VARIOUS ARTISTS「地獄型人間動物園」2013年
こちらは、りるれれというボカロPが総合プロデュースをつとめ、複数のボカロPが楽曲を寄せ集めたコンピアルバム。コラボレーションのやり方もアレコレあるのね。内容といえば、現代女子のヤンデレな闇を、厭世観たっぷりなのに非常に饒舌なリリックとハイテンポで騒々しいアレンジで抉り出す、それなりに悪趣味なコンセプト。ノマドのフェイバリットはりるれれの代表曲「脳漿炸裂ガール」、全てにステバチになってハイテンションの中でぶっ壊れてく女の子。「文明開花ガール」は百合関係に開花しちゃう女の子。「電脳狂愛ガール」はネット依存で現実世界に順応できなくなった女の子。変人の大集合で地獄の動物園ということですね。
●これもメディア展開がすごいなあ。「脳漿炸裂ガール」でコミカライズ、ノベライズ、そんで劇場映画化までされてるわ。映画の主演には私立恵比寿学園のメンバーがハマってるよ。

EXIT TUNES PRESENTS GUMism from Megpoid
EXIT TUNES PRESENTS GUMitive from Megpoid

VARIOUS ARTISTS「EXIT TUNES PRESENTS GUMism from Megpoid」2011年
VARIOUS ARTISTS「EXIT TUNES PRESENTS GUMitive from Megpoid」2011年
EXIT TUNE は、ポニーキャニオン系列のボカロ音源を重く扱うレーベルだ。そもそもは日テレで放送された伝説の番組「¥マネーの虎」で資金を獲得した当時の社長がダンスミュージックのレーベルとして設立。その後アレコレあってポニキャン傘下に入り、2009年以降は多くのボカロPがここからメジャー音源を発信した。前述の mothy_悪ノP「悪ノ王国」もこのレーベルからリリースされてるし、本当に数多くのコンピアルバムを繰り出してる。

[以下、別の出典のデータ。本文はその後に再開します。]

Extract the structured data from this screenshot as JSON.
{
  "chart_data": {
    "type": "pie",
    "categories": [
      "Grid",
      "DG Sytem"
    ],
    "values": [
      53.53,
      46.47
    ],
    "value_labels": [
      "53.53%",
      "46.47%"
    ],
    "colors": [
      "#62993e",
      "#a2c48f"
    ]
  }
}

●この二枚で推されてるのが、ボーカロイドの GUMI だ。本来のキャラデザインはゆうきまさみが手がけてる。初音ミクのメーカー・クリプトンフューチャー社ではなく、株式会社インターネットからリリースされた別系統「MEGPOID」のシリーズ。その名は音声ソースとなった声優・中島愛の名前に由来してる。少しハスキーな感触もあって生々しいね。

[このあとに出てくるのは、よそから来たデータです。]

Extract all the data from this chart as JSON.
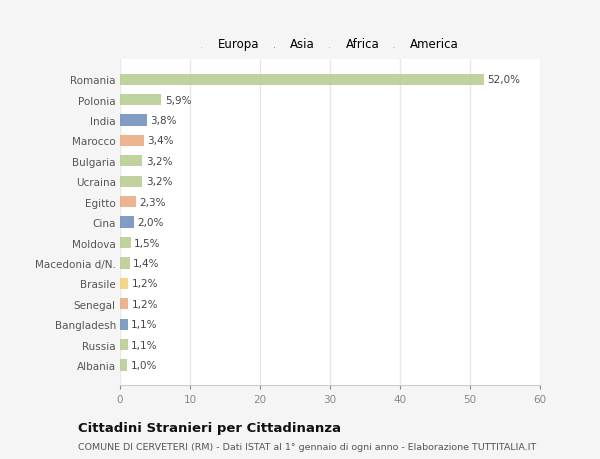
{
  "categories": [
    "Romania",
    "Polonia",
    "India",
    "Marocco",
    "Bulgaria",
    "Ucraina",
    "Egitto",
    "Cina",
    "Moldova",
    "Macedonia d/N.",
    "Brasile",
    "Senegal",
    "Bangladesh",
    "Russia",
    "Albania"
  ],
  "values": [
    52.0,
    5.9,
    3.8,
    3.4,
    3.2,
    3.2,
    2.3,
    2.0,
    1.5,
    1.4,
    1.2,
    1.2,
    1.1,
    1.1,
    1.0
  ],
  "labels": [
    "52,0%",
    "5,9%",
    "3,8%",
    "3,4%",
    "3,2%",
    "3,2%",
    "2,3%",
    "2,0%",
    "1,5%",
    "1,4%",
    "1,2%",
    "1,2%",
    "1,1%",
    "1,1%",
    "1,0%"
  ],
  "continent": [
    "Europa",
    "Europa",
    "Asia",
    "Africa",
    "Europa",
    "Europa",
    "Africa",
    "Asia",
    "Europa",
    "Europa",
    "America",
    "Africa",
    "Asia",
    "Europa",
    "Europa"
  ],
  "colors": {
    "Europa": "#b5cc8e",
    "Asia": "#6b8cba",
    "Africa": "#e8a87c",
    "America": "#f0d070"
  },
  "legend_order": [
    "Europa",
    "Asia",
    "Africa",
    "America"
  ],
  "xlim": [
    0,
    60
  ],
  "xticks": [
    0,
    10,
    20,
    30,
    40,
    50,
    60
  ],
  "title": "Cittadini Stranieri per Cittadinanza",
  "subtitle": "COMUNE DI CERVETERI (RM) - Dati ISTAT al 1° gennaio di ogni anno - Elaborazione TUTTITALIA.IT",
  "outer_bg": "#f5f5f5",
  "plot_bg": "#ffffff",
  "grid_color": "#e8e8e8",
  "bar_height": 0.55
}
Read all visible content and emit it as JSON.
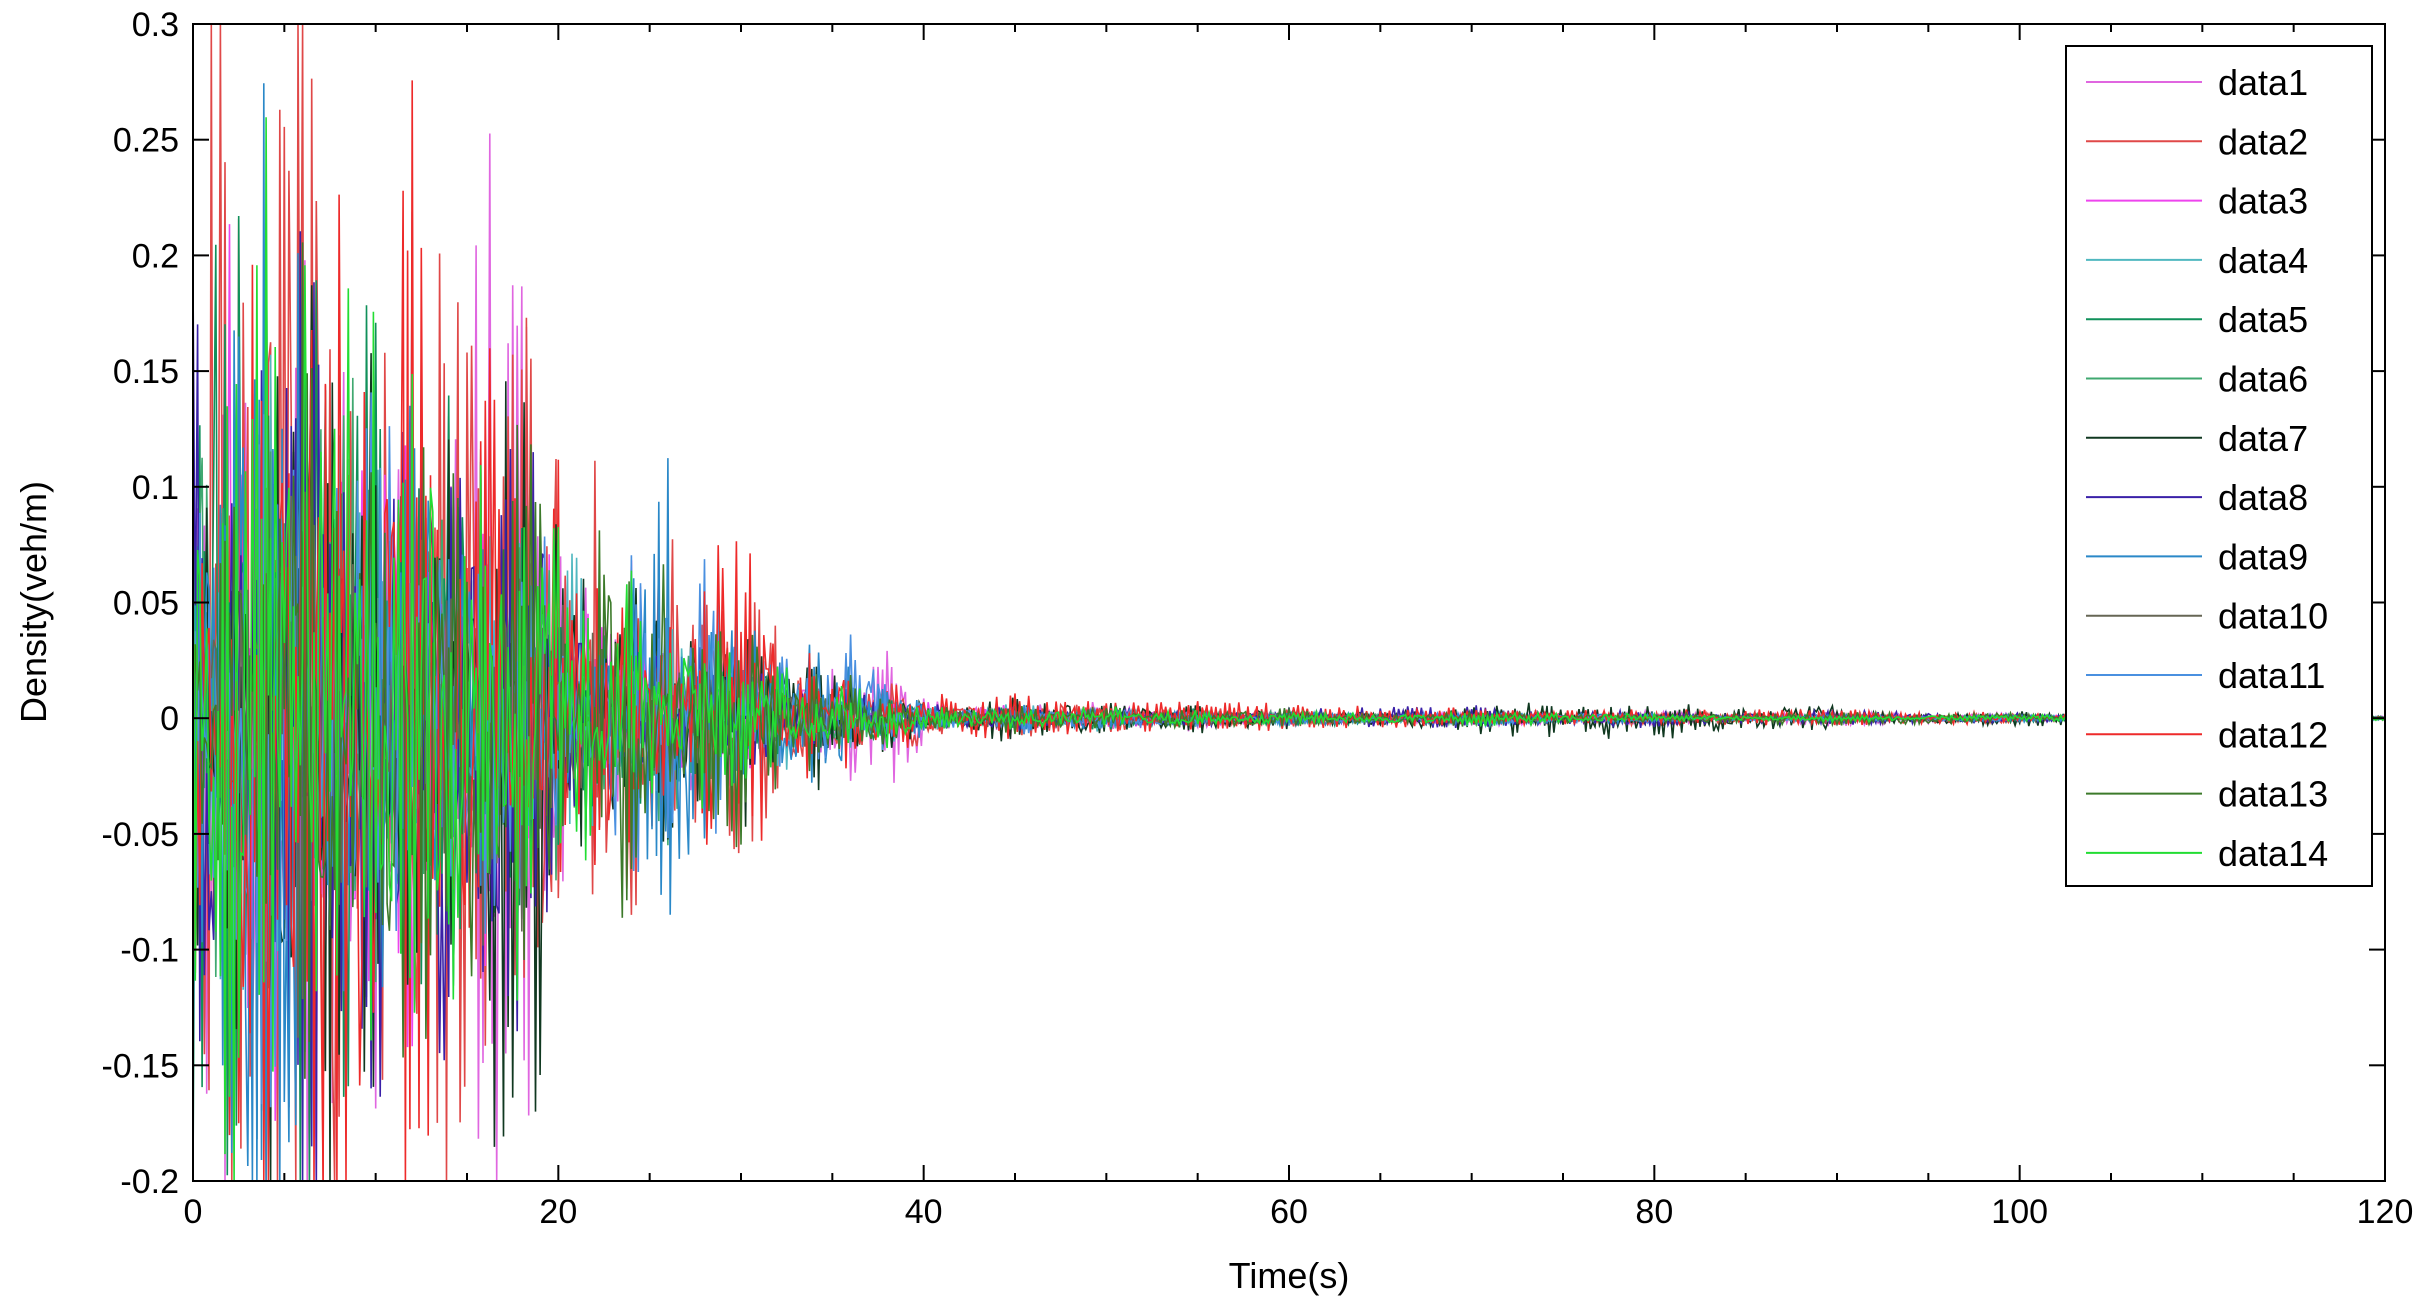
{
  "chart_data": {
    "type": "line",
    "title": "",
    "xlabel": "Time(s)",
    "ylabel": "Density(veh/m)",
    "xlim": [
      0,
      120
    ],
    "ylim": [
      -0.2,
      0.3
    ],
    "x_ticks": [
      0,
      20,
      40,
      60,
      80,
      100,
      120
    ],
    "y_ticks": [
      -0.2,
      -0.15,
      -0.1,
      -0.05,
      0,
      0.05,
      0.1,
      0.15,
      0.2,
      0.25,
      0.3
    ],
    "x_tick_labels": [
      "0",
      "20",
      "40",
      "60",
      "80",
      "100",
      "120"
    ],
    "y_tick_labels": [
      "-0.2",
      "-0.15",
      "-0.1",
      "-0.05",
      "0",
      "0.05",
      "0.1",
      "0.15",
      "0.2",
      "0.25",
      "0.3"
    ],
    "grid": false,
    "legend_position": "top-right",
    "series": [
      {
        "name": "data1",
        "color": "#e066e0",
        "x": [
          0,
          2,
          4,
          6,
          8,
          10,
          12,
          14,
          16,
          18,
          20,
          22,
          24,
          26,
          28,
          30,
          32,
          34,
          36,
          38,
          40,
          45,
          50,
          55,
          60,
          70,
          80,
          90,
          100,
          110,
          120
        ],
        "y": [
          0.02,
          -0.15,
          0.08,
          -0.17,
          0.12,
          -0.1,
          0.09,
          -0.06,
          0.14,
          0.13,
          -0.05,
          0.04,
          -0.03,
          0.03,
          -0.03,
          0.02,
          -0.02,
          0.02,
          -0.01,
          0.02,
          0.005,
          -0.005,
          0.004,
          -0.003,
          0.002,
          -0.002,
          0.002,
          -0.002,
          0.001,
          -0.001,
          0
        ]
      },
      {
        "name": "data2",
        "color": "#e04848",
        "x": [
          0,
          2,
          4,
          6,
          8,
          10,
          12,
          14,
          16,
          18,
          20,
          22,
          24,
          26,
          28,
          30,
          32,
          34,
          36,
          38,
          40,
          45,
          50,
          55,
          60,
          70,
          80,
          90,
          100,
          110,
          120
        ],
        "y": [
          0.1,
          0.19,
          -0.08,
          0.26,
          -0.12,
          0.14,
          -0.07,
          0.16,
          -0.05,
          0.11,
          -0.04,
          0.06,
          -0.05,
          0.05,
          -0.03,
          0.05,
          -0.02,
          0.01,
          -0.01,
          0.015,
          -0.004,
          0.006,
          -0.004,
          0.003,
          -0.002,
          0.002,
          -0.002,
          0.002,
          -0.001,
          0.001,
          0
        ]
      },
      {
        "name": "data3",
        "color": "#ee44ee",
        "x": [
          0,
          2,
          4,
          6,
          8,
          10,
          12,
          14,
          16,
          18,
          20,
          22,
          24,
          26,
          28,
          30,
          32,
          34,
          36,
          38,
          40,
          45,
          50,
          55,
          60,
          70,
          80,
          90,
          100,
          110,
          120
        ],
        "y": [
          -0.03,
          0.09,
          -0.14,
          0.07,
          -0.1,
          0.11,
          -0.08,
          0.06,
          -0.06,
          0.05,
          0.03,
          -0.04,
          0.04,
          -0.02,
          0.02,
          -0.02,
          0.01,
          -0.01,
          0.01,
          -0.005,
          0.004,
          -0.004,
          0.003,
          -0.002,
          0.002,
          -0.002,
          0.001,
          -0.001,
          0.001,
          -0.001,
          0
        ]
      },
      {
        "name": "data4",
        "color": "#50b8c0",
        "x": [
          0,
          2,
          4,
          6,
          8,
          10,
          12,
          14,
          16,
          18,
          20,
          22,
          24,
          26,
          28,
          30,
          32,
          34,
          36,
          38,
          40,
          45,
          50,
          55,
          60,
          70,
          80,
          90,
          100,
          110,
          120
        ],
        "y": [
          0.05,
          -0.09,
          0.12,
          -0.06,
          0.1,
          -0.08,
          0.07,
          -0.05,
          0.06,
          -0.07,
          0.04,
          0.03,
          -0.03,
          0.03,
          -0.02,
          0.02,
          -0.015,
          0.01,
          -0.01,
          0.008,
          -0.004,
          0.004,
          -0.003,
          0.002,
          -0.002,
          0.002,
          -0.001,
          0.001,
          -0.001,
          0.001,
          0
        ]
      },
      {
        "name": "data5",
        "color": "#10905a",
        "x": [
          0,
          2,
          4,
          6,
          8,
          10,
          12,
          14,
          16,
          18,
          20,
          22,
          24,
          26,
          28,
          30,
          32,
          34,
          36,
          38,
          40,
          45,
          50,
          55,
          60,
          70,
          80,
          90,
          100,
          110,
          120
        ],
        "y": [
          -0.08,
          0.16,
          -0.1,
          0.18,
          -0.12,
          0.15,
          -0.09,
          0.08,
          -0.07,
          0.05,
          -0.03,
          0.03,
          -0.03,
          0.02,
          -0.02,
          0.02,
          -0.01,
          0.01,
          -0.01,
          0.005,
          -0.003,
          0.003,
          -0.003,
          0.002,
          -0.002,
          0.001,
          -0.001,
          0.001,
          -0.001,
          0.001,
          0
        ]
      },
      {
        "name": "data6",
        "color": "#40a870",
        "x": [
          0,
          2,
          4,
          6,
          8,
          10,
          12,
          14,
          16,
          18,
          20,
          22,
          24,
          26,
          28,
          30,
          32,
          34,
          36,
          38,
          40,
          45,
          50,
          55,
          60,
          70,
          80,
          90,
          100,
          110,
          120
        ],
        "y": [
          0.07,
          -0.12,
          0.09,
          -0.08,
          0.13,
          -0.06,
          0.08,
          -0.07,
          0.05,
          -0.06,
          0.04,
          -0.03,
          0.02,
          -0.03,
          0.02,
          -0.01,
          0.01,
          -0.01,
          0.008,
          -0.006,
          0.003,
          -0.003,
          0.002,
          -0.002,
          0.002,
          -0.001,
          0.001,
          -0.001,
          0.001,
          -0.001,
          0
        ]
      },
      {
        "name": "data7",
        "color": "#103820",
        "x": [
          0,
          2,
          4,
          6,
          8,
          10,
          12,
          14,
          16,
          18,
          20,
          22,
          24,
          26,
          28,
          30,
          32,
          34,
          36,
          38,
          40,
          45,
          50,
          55,
          60,
          70,
          80,
          90,
          100,
          110,
          120
        ],
        "y": [
          -0.05,
          0.1,
          -0.13,
          0.12,
          -0.17,
          0.09,
          -0.06,
          0.07,
          -0.08,
          -0.12,
          0.02,
          -0.05,
          0.03,
          -0.04,
          0.02,
          -0.03,
          0.01,
          -0.02,
          0.01,
          -0.01,
          0.003,
          -0.006,
          0.004,
          -0.004,
          0.002,
          -0.003,
          -0.005,
          0.002,
          -0.002,
          0.001,
          0
        ]
      },
      {
        "name": "data8",
        "color": "#3a20a8",
        "x": [
          0,
          2,
          4,
          6,
          8,
          10,
          12,
          14,
          16,
          18,
          20,
          22,
          24,
          26,
          28,
          30,
          32,
          34,
          36,
          38,
          40,
          45,
          50,
          55,
          60,
          70,
          80,
          90,
          100,
          110,
          120
        ],
        "y": [
          0.11,
          -0.07,
          0.1,
          -0.16,
          0.08,
          -0.11,
          0.12,
          -0.09,
          0.06,
          -0.1,
          0.05,
          -0.03,
          0.03,
          -0.02,
          0.02,
          -0.02,
          0.01,
          -0.01,
          0.008,
          -0.005,
          0.004,
          -0.003,
          0.003,
          -0.002,
          0.002,
          0.003,
          -0.002,
          0.002,
          -0.001,
          0.001,
          0
        ]
      },
      {
        "name": "data9",
        "color": "#2a88c8",
        "x": [
          0,
          2,
          4,
          6,
          8,
          10,
          12,
          14,
          16,
          18,
          20,
          22,
          24,
          26,
          28,
          30,
          32,
          34,
          36,
          38,
          40,
          45,
          50,
          55,
          60,
          70,
          80,
          90,
          100,
          110,
          120
        ],
        "y": [
          -0.1,
          0.12,
          -0.2,
          0.1,
          -0.07,
          0.08,
          -0.1,
          0.06,
          -0.05,
          0.04,
          -0.02,
          0.02,
          -0.02,
          0.06,
          -0.03,
          0.03,
          -0.02,
          0.02,
          -0.01,
          0.01,
          -0.004,
          0.004,
          -0.003,
          0.002,
          -0.002,
          0.002,
          -0.001,
          0.001,
          -0.001,
          0.001,
          0
        ]
      },
      {
        "name": "data10",
        "color": "#666655",
        "x": [
          0,
          2,
          4,
          6,
          8,
          10,
          12,
          14,
          16,
          18,
          20,
          22,
          24,
          26,
          28,
          30,
          32,
          34,
          36,
          38,
          40,
          45,
          50,
          55,
          60,
          70,
          80,
          90,
          100,
          110,
          120
        ],
        "y": [
          0.04,
          -0.06,
          0.07,
          -0.09,
          0.05,
          -0.07,
          0.06,
          -0.04,
          0.07,
          -0.05,
          0.03,
          -0.03,
          0.02,
          -0.02,
          0.02,
          -0.015,
          0.01,
          -0.01,
          0.006,
          -0.004,
          0.003,
          -0.003,
          0.002,
          -0.002,
          0.001,
          -0.001,
          0.001,
          -0.001,
          0.001,
          -0.001,
          0
        ]
      },
      {
        "name": "data11",
        "color": "#4a90e0",
        "x": [
          0,
          2,
          4,
          6,
          8,
          10,
          12,
          14,
          16,
          18,
          20,
          22,
          24,
          26,
          28,
          30,
          32,
          34,
          36,
          38,
          40,
          45,
          50,
          55,
          60,
          70,
          80,
          90,
          100,
          110,
          120
        ],
        "y": [
          -0.06,
          0.08,
          -0.11,
          0.09,
          -0.06,
          0.1,
          -0.05,
          0.05,
          -0.06,
          0.06,
          0.02,
          -0.03,
          0.05,
          -0.02,
          0.04,
          -0.01,
          0.02,
          -0.01,
          0.02,
          -0.005,
          0.004,
          -0.004,
          0.003,
          -0.002,
          0.002,
          -0.002,
          0.001,
          -0.001,
          0.001,
          -0.001,
          0
        ]
      },
      {
        "name": "data12",
        "color": "#ee2a2a",
        "x": [
          0,
          2,
          4,
          6,
          8,
          10,
          12,
          14,
          16,
          18,
          20,
          22,
          24,
          26,
          28,
          30,
          32,
          34,
          36,
          38,
          40,
          45,
          50,
          55,
          60,
          70,
          80,
          90,
          100,
          110,
          120
        ],
        "y": [
          0.08,
          -0.09,
          0.18,
          -0.05,
          0.22,
          -0.08,
          0.16,
          -0.06,
          0.1,
          -0.04,
          0.06,
          -0.04,
          0.04,
          -0.03,
          0.03,
          0.05,
          -0.01,
          0.02,
          -0.01,
          0.01,
          0.005,
          0.006,
          0.004,
          0.004,
          0.003,
          0.002,
          0.002,
          0.002,
          0.001,
          0.001,
          0
        ]
      },
      {
        "name": "data13",
        "color": "#3c7a2a",
        "x": [
          0,
          2,
          4,
          6,
          8,
          10,
          12,
          14,
          16,
          18,
          20,
          22,
          24,
          26,
          28,
          30,
          32,
          34,
          36,
          38,
          40,
          45,
          50,
          55,
          60,
          70,
          80,
          90,
          100,
          110,
          120
        ],
        "y": [
          -0.04,
          0.06,
          -0.08,
          0.11,
          -0.09,
          0.07,
          -0.11,
          0.05,
          -0.09,
          0.08,
          -0.03,
          0.04,
          -0.06,
          0.03,
          -0.03,
          -0.03,
          0.01,
          -0.015,
          0.01,
          -0.006,
          0.003,
          -0.004,
          0.003,
          -0.003,
          0.002,
          -0.002,
          0.001,
          -0.002,
          0.001,
          -0.001,
          0
        ]
      },
      {
        "name": "data14",
        "color": "#22dd33",
        "x": [
          0,
          2,
          4,
          6,
          8,
          10,
          12,
          14,
          16,
          18,
          20,
          22,
          24,
          26,
          28,
          30,
          32,
          34,
          36,
          38,
          40,
          45,
          50,
          55,
          60,
          70,
          80,
          90,
          100,
          110,
          120
        ],
        "y": [
          0.06,
          -0.13,
          0.14,
          -0.1,
          0.17,
          -0.06,
          0.1,
          -0.08,
          0.08,
          -0.07,
          0.04,
          -0.05,
          0.04,
          -0.03,
          0.03,
          -0.02,
          0.015,
          -0.01,
          0.01,
          -0.007,
          0.004,
          -0.003,
          0.003,
          -0.002,
          0.002,
          -0.002,
          0.001,
          -0.001,
          0.001,
          -0.001,
          0
        ]
      }
    ]
  }
}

●さすがに大勢のボカロP集結とあって、様々な個性がいっぱい。ボーカロイドはあくまで楽器であって、音楽の作り手次第で如何様にも役割を変えるし、ボカロ使いという接点があっても、音楽の作り手が目指す音楽は人それぞれバラバラと思い知る。Dios / シグナルP「会いたい」なんて西野カナっぽいジェイポップに聴こえるし、164「天ノ弱」はギターロックだけどサビがエモくてポップ。その一方で、YM「十面相」は多重人格に分裂した少女の物語で、突飛な設定がいかにもボカロネイティブな感じ。家の裏でマンボウが死んでるP「クワガタにチョップしたらタイムスリップした」も無茶な入り口と見せかけてリリックの中のストーリーテリングが興味深い。ふー、もう大変だ。

●さしあたり、この辺で一回、ボカロ研究を中断しておきましょ。まだまだ聴ききれない音源がたっぷりだけど。